Robert Letham writes:
“Firstly, we are deluded if we think we can read the Bible alone by ourselves. All interpretation of Scripture is built upon what has gone before us. In the nineteenth century a small group in the United States decided to have done with the historic teaching of the church and study Scripture for themselves from scratch. They published a journal recording the results of their Bible study called Studies in the Scriptures. And so the sect known as the Jehovah’s Witnesses was born. Bible study torn asunder from the teaching of the historic Christian church is a recipe for deviation. As it transpired, the Jehovah’s Witnesses did nothing really new; they merely reproduced the fourth-century heresy of Arianism” (Robert Letham, The Work of Christ, p. 18).
One good and necessary place to deviate sharply from would be the Westminster Confession of Faith’s (WCF) wicked invention, “as if the offending party were dead” (WCF 24.5). For it is a good thing to NOT build upon the WCF’s endorsing and strengthening of the hands of adulterers (see http://www.outsidethecamp.org/marriagelaw.htm and http://www.outsidethecamp.org/wcf.htm).
And speaking of Jehovah’s Witnesses (and certain Calvinists who deviated with them):
“There is a translation of Romans 9:18 that says this: ‘So, then, upon whom he wishes he has mercy, but whom he wishes he lets become obstinate.’ That is the translation that the Spurgeons and Dabneys and Shedds and Hodges and Gills and Haldanes of the world would love, would they not? That is actually how they interpret God’s hardening – that God lets people become obstinate. The translation is called the New World Translation, and it is the Bible of the Jehovah’s Witnesses. The translation ‘lets become obstinate’ has no basis in the original Greek, but why should that stop them?” (Marc D. Carpenter).
Scott (Jehovah’s Witness): Thanks for the well thought out expressions you offered during our scriptural chat Saturday. I look forward to putting some thoughts together for you to consider. I have a question for you first though… How would you differentiate your belief based on Romans 9:18 from the teaching of fate or predestination. Or, do you accept those terms as describing your belief. Just looking for some clarification that I didn’t think to ask for in the freezing cold Saturday…
Unlike many English dictionaries and thesauruses (e.g., Webster’s) I would first differentiate between fate (or fatalism) and predestination. My understanding (whether correct or incorrect) of fatalism is this:
Fatalism is the teaching that all events are predetermined by impersonal forces or a personal deity, and are effected regardless or independent of means, so that no matter what a person does the same outcome will result.
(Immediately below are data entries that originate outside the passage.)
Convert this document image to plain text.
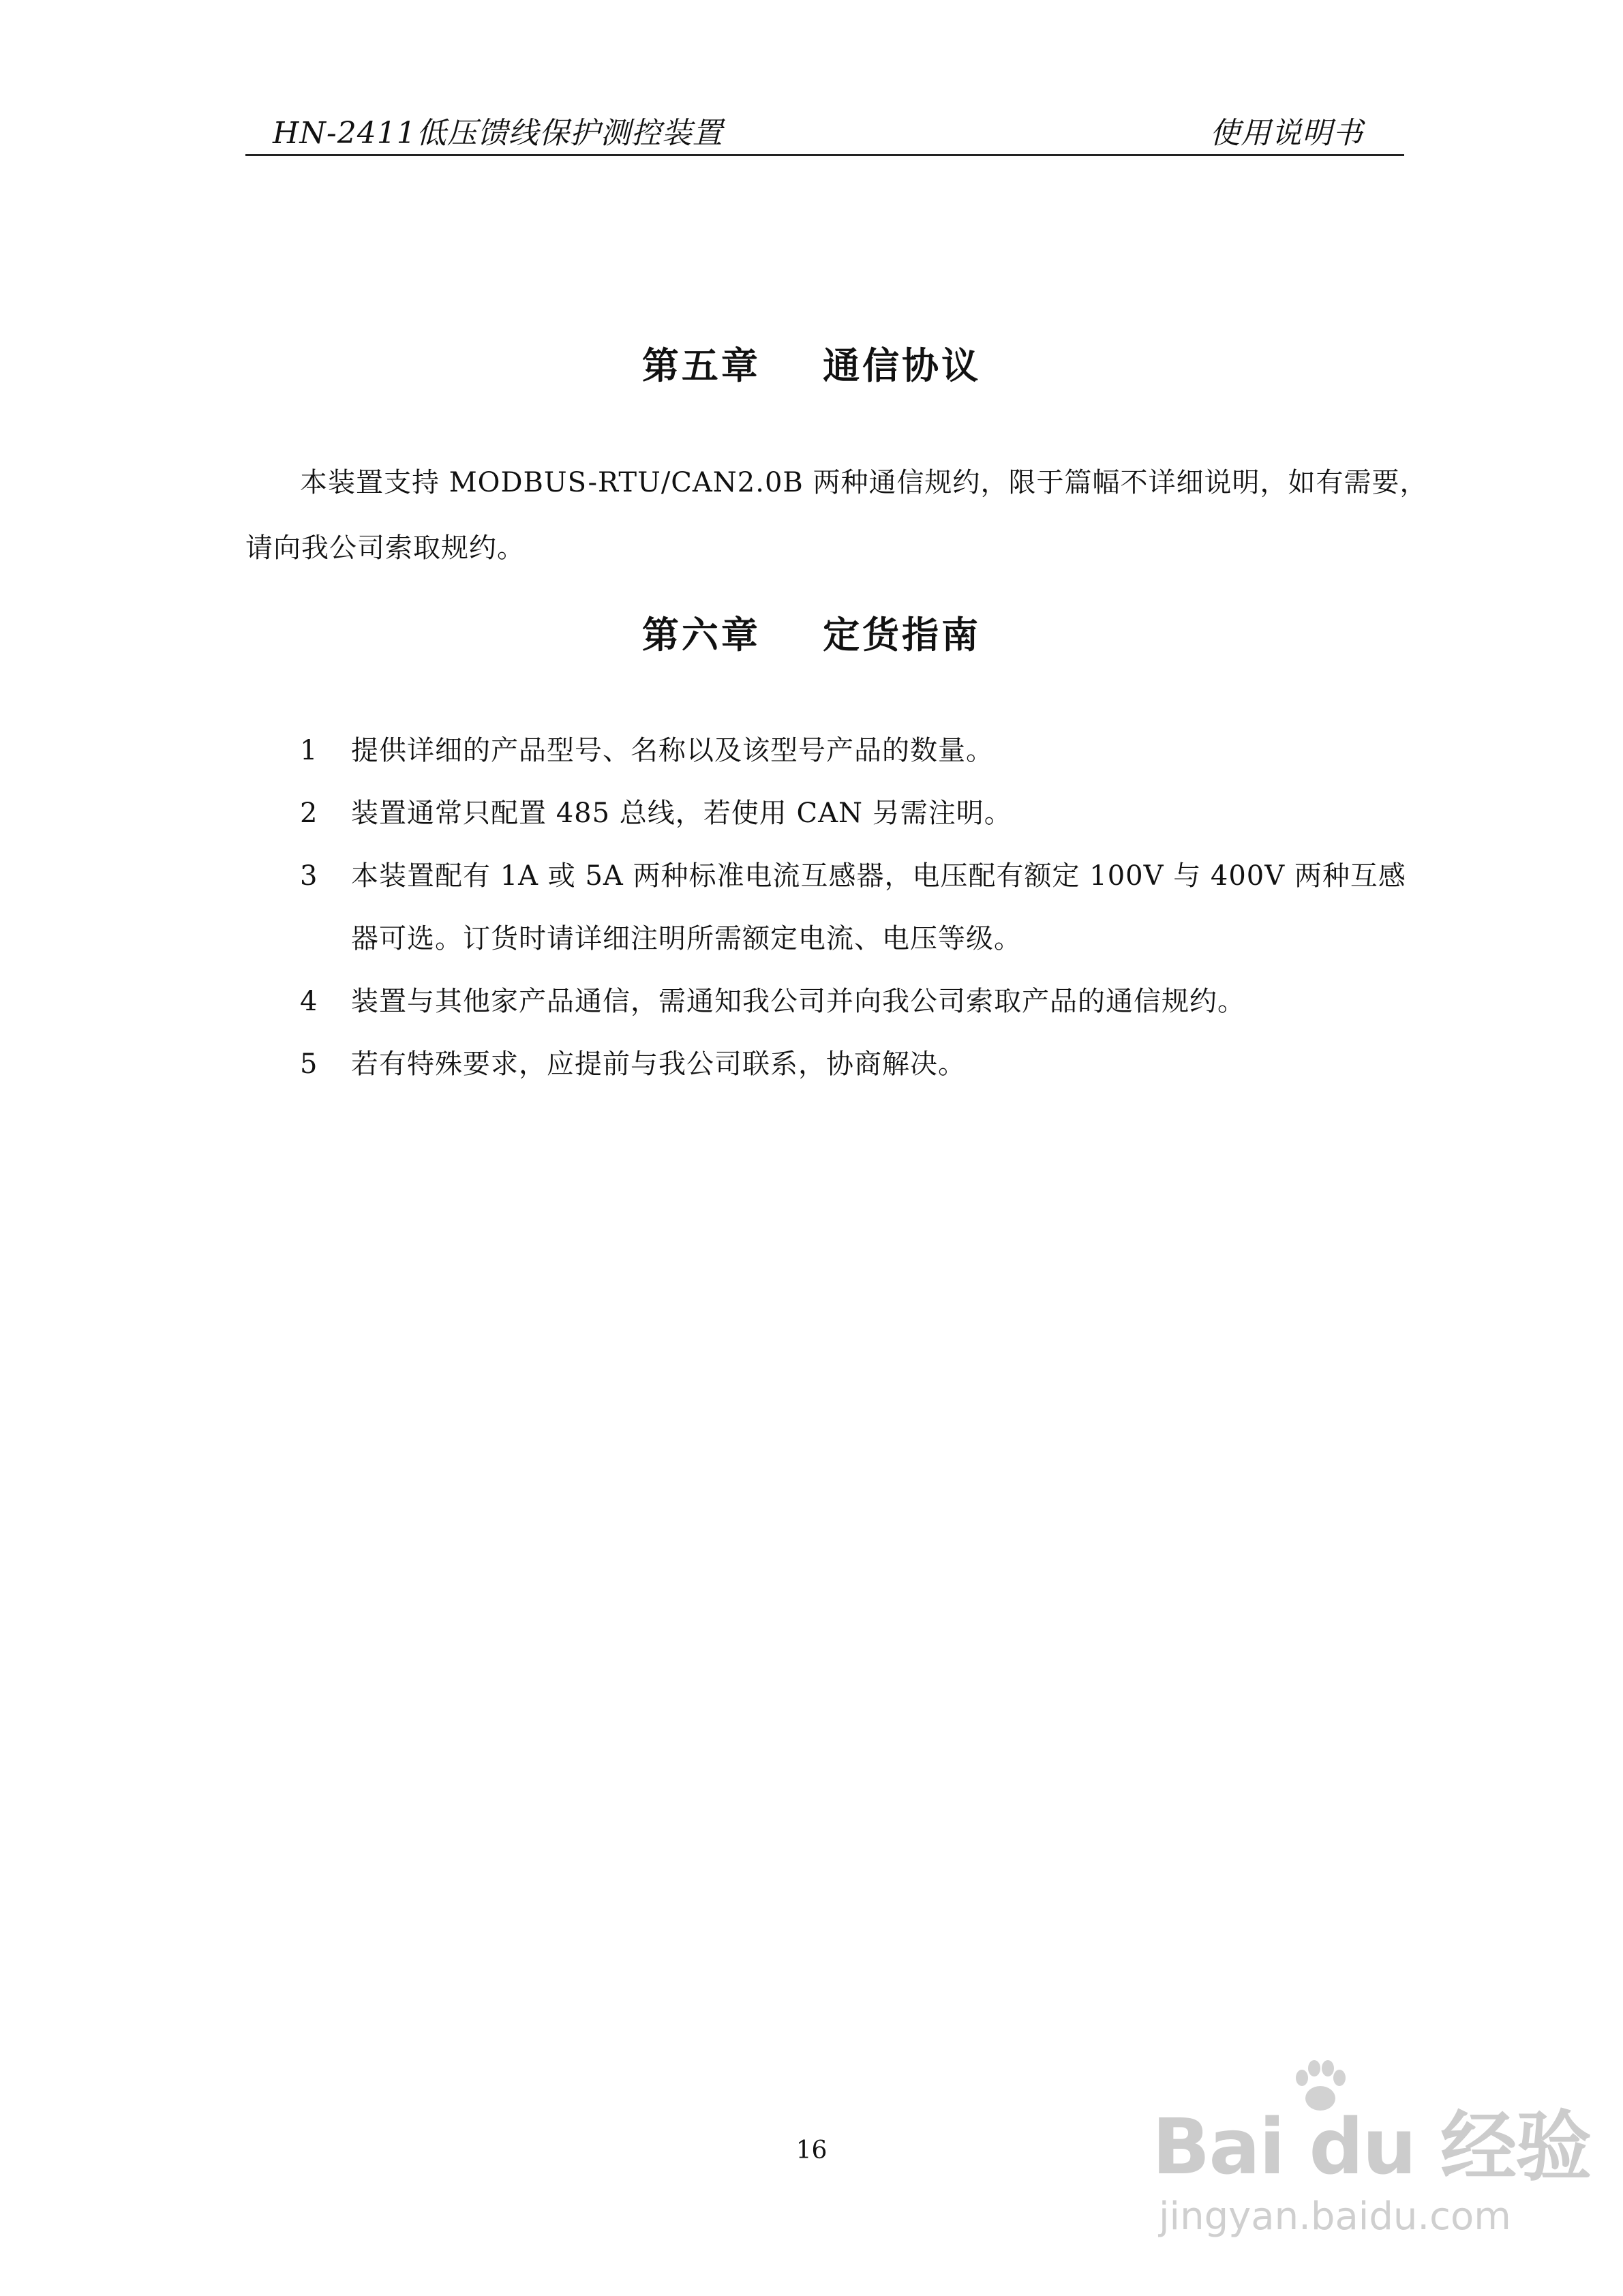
HN-2411低压馈线保护测控装置	使用说明书
第五章    通信协议
本装置支持 MODBUS-RTU/CAN2.0B 两种通信规约，限于篇幅不详细说明，如有需要，
请向我公司索取规约。
第六章    定货指南
1 提供详细的产品型号、名称以及该型号产品的数量。
2 装置通常只配置 485 总线，若使用 CAN 另需注明。
3 本装置配有 1A 或 5A 两种标准电流互感器，电压配有额定 100V 与 400V 两种互感
器可选。订货时请详细注明所需额定电流、电压等级。
4 装置与其他家产品通信，需通知我公司并向我公司索取产品的通信规约。
5 若有特殊要求，应提前与我公司联系，协商解决。
16	Bai du 经验
jingyan.baidu.com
In short, the end result is fixed apart from the means.
Fatalism would have Pharaoh being destroyed no matter what he did (even if he had let the people go the first time he was commanded to).
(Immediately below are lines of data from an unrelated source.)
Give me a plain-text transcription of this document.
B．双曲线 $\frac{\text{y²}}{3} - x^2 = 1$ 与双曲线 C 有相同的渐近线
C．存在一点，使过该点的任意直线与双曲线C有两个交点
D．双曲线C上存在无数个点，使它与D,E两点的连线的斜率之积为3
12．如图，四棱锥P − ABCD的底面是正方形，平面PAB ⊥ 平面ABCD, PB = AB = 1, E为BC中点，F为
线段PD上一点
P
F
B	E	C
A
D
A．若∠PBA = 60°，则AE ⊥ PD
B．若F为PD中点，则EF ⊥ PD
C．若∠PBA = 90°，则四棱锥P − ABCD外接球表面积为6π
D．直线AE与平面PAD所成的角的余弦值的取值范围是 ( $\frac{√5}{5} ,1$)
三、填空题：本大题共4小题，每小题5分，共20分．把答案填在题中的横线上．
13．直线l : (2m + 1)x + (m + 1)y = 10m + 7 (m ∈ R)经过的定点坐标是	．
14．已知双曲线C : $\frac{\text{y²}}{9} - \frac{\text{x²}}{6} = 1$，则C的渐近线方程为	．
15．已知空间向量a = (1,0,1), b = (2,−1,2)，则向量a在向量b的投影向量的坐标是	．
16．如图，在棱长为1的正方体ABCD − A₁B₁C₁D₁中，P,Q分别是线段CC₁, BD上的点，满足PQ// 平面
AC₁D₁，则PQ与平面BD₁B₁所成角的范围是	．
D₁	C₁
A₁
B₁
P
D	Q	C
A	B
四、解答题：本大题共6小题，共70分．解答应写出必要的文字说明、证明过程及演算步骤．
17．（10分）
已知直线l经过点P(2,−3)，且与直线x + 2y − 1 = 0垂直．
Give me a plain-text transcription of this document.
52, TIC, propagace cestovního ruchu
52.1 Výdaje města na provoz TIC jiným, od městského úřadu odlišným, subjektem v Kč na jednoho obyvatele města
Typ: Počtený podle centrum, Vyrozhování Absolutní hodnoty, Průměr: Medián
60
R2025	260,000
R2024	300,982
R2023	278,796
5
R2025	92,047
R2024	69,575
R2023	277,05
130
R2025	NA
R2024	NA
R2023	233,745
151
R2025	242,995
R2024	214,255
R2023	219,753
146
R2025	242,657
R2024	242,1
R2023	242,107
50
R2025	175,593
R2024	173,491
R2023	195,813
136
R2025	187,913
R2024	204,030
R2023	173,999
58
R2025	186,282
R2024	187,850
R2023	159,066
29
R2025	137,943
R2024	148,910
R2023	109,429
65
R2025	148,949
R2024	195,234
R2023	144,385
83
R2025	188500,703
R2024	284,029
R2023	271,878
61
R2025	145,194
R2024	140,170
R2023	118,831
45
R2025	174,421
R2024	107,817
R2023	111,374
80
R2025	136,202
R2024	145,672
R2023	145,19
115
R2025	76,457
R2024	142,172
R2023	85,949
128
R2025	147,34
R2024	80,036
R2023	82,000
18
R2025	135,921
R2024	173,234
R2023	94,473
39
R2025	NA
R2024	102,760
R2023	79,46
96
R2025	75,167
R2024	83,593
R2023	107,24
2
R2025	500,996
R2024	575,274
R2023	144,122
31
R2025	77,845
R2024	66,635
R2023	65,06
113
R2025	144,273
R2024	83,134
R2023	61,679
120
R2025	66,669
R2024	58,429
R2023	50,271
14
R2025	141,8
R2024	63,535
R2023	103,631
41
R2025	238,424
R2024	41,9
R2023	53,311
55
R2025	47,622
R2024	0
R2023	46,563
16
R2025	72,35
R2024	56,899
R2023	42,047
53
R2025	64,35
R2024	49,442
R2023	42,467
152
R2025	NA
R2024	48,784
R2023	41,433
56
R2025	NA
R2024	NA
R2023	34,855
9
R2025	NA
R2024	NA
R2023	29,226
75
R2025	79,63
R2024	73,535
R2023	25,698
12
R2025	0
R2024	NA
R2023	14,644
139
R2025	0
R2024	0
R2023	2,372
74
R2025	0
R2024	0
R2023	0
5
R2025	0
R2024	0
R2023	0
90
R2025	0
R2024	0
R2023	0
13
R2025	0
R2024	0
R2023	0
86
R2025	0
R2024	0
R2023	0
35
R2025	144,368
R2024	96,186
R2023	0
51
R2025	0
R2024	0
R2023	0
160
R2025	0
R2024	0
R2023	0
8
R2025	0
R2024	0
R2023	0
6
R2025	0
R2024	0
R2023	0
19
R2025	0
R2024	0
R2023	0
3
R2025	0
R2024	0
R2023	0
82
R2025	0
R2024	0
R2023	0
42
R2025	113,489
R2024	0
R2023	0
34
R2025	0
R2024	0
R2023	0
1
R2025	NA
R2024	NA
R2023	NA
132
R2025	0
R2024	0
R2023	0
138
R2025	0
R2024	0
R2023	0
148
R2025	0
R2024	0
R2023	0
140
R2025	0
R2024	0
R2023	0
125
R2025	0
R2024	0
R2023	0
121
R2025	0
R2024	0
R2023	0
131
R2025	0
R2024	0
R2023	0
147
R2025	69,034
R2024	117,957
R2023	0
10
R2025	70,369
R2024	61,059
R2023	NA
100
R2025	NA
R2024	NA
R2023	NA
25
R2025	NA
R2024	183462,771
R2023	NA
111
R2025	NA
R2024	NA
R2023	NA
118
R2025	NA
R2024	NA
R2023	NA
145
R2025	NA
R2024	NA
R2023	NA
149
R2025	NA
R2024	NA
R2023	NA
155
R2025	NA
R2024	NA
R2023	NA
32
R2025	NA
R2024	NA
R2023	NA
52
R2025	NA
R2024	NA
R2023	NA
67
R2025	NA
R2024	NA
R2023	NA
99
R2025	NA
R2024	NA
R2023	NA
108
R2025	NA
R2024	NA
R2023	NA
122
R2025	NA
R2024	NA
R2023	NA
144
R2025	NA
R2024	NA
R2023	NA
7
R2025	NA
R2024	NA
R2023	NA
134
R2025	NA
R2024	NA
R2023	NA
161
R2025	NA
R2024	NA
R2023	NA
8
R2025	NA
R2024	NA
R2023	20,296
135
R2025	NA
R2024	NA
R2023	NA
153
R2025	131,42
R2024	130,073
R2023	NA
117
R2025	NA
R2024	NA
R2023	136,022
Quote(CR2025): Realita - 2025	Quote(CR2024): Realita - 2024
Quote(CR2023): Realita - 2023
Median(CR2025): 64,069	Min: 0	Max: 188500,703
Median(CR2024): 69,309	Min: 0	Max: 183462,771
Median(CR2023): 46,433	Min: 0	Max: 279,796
In contrast to fatalism, my understanding of biblical predestination is that while all events are predetermined (just like in fatalism), they are not effected apart from or independent of the means, but by means of the means. So, it does matter what a person does since what they do is a predetermined/predestined/foreordained means to a specific predetermined/predestined/foreordained end.
Biblical predestination has Pharaoh being destroyed, and while it did matter what Pharaoh did, what Pharaoh did was actively caused and controlled by God.
There are more verses (e.g., Isaiah 10:5-15) than those in Romans 9 that teach God’s (Jehovah’s) absolute sovereign and active control over all things, but this definition of predestination would describe my belief regarding God’s sovereignty over His creatures.
In short, I reject fatalism as I’ve defined it and I affirm predestination as I’ve defined it. In light of verses like Romans 9:18 and Isaiah 10:5-15 fatalism is much too weak a view of God’s sovereign control over all things. The axe is a means to chopping down trees. The axe does NOT lift itself; the axe is actively swung and controlled by the wielder of the axe.